Visibility, Ignorance and the Media
The mass media play a crucial role in shaping public perceptions of the super-rich. Since people cannot rely on direct information in their local contexts, as the rich and ‘the rest’ inhabit separate worlds (Knell and Stix, 2020), media representations become a primary lens through which people form their impressions (Grisold and Theine, 2017; Kendall, 2011). According to agenda-setting theory, the prominence of issues in the media shapes what is publicly perceived as important (McCombs and Shaw, 1972; McCombs et al., 2014): ‘the press may not be successful much of the time in telling people what to think, but it is stunningly successful in telling its readers what to think about’ (Cohen, 1963: 13). The media visibility of the super-rich may thus shape public perceptions of how powerful and important they are in society.
One crucial dimension of public visibility is personalised reporting. Rather than addressing wealth through abstract categories such as ‘the 1%’, personalised coverage assigns fortunes to identifiable individuals, thereby making wealth tangible and accessible (Derix, 2022; Kurr, 2022; Schifferes and Knowles, 2023). Social hierarchies become more meaningful when they are rendered communicable through narratives and representations (Gajek, 2024). By linking wealth to individual actors, personalised reporting enables moral evaluation – allowing the wealthy to be assessed, compared and judged – and provides the symbolic foundation for societal debates about inequality and its legitimacy (Sachweh and Eicher, 2018).
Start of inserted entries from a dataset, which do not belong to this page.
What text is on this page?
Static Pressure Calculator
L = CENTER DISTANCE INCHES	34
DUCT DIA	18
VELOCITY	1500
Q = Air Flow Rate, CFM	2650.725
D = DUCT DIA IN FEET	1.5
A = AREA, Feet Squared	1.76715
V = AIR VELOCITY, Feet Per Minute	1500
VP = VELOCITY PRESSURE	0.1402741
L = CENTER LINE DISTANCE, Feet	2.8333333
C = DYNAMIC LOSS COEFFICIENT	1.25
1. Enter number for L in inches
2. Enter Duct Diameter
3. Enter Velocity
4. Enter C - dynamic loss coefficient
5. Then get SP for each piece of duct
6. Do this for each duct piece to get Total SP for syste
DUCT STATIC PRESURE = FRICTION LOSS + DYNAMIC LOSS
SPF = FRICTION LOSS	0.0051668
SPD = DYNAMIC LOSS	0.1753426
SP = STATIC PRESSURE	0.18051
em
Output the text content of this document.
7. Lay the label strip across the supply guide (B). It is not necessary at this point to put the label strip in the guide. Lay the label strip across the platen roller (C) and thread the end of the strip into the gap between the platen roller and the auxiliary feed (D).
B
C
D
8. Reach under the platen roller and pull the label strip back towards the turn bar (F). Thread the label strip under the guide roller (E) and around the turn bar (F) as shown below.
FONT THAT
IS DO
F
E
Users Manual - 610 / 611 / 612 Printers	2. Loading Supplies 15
At the same time, invisibility can be equally consequential. According to the sociology of ignorance, the unknown serves as a resource for those in power to protect their material assets and interests from scrutiny (Lukes, 2005; McGoey, 2019). When the wealthy are invisible to the public, this reduces the discursive space to assess their wealth and negotiate their role in society, business and politics (Bachrach and Baratz, 1962; Harrington, 2021; McGoey, 2012). Hence, public invisibility of the rich might not be merely coincidental but, under certain conditions, strategic, serving to secure their privileged position by keeping it out of public view (Kantola and Vesa, 2023; Lukes, 2005; McGoey, 2012). It is therefore essential to consider not only the extent to which the press reports on the rich, but also the extent to which it ignores them.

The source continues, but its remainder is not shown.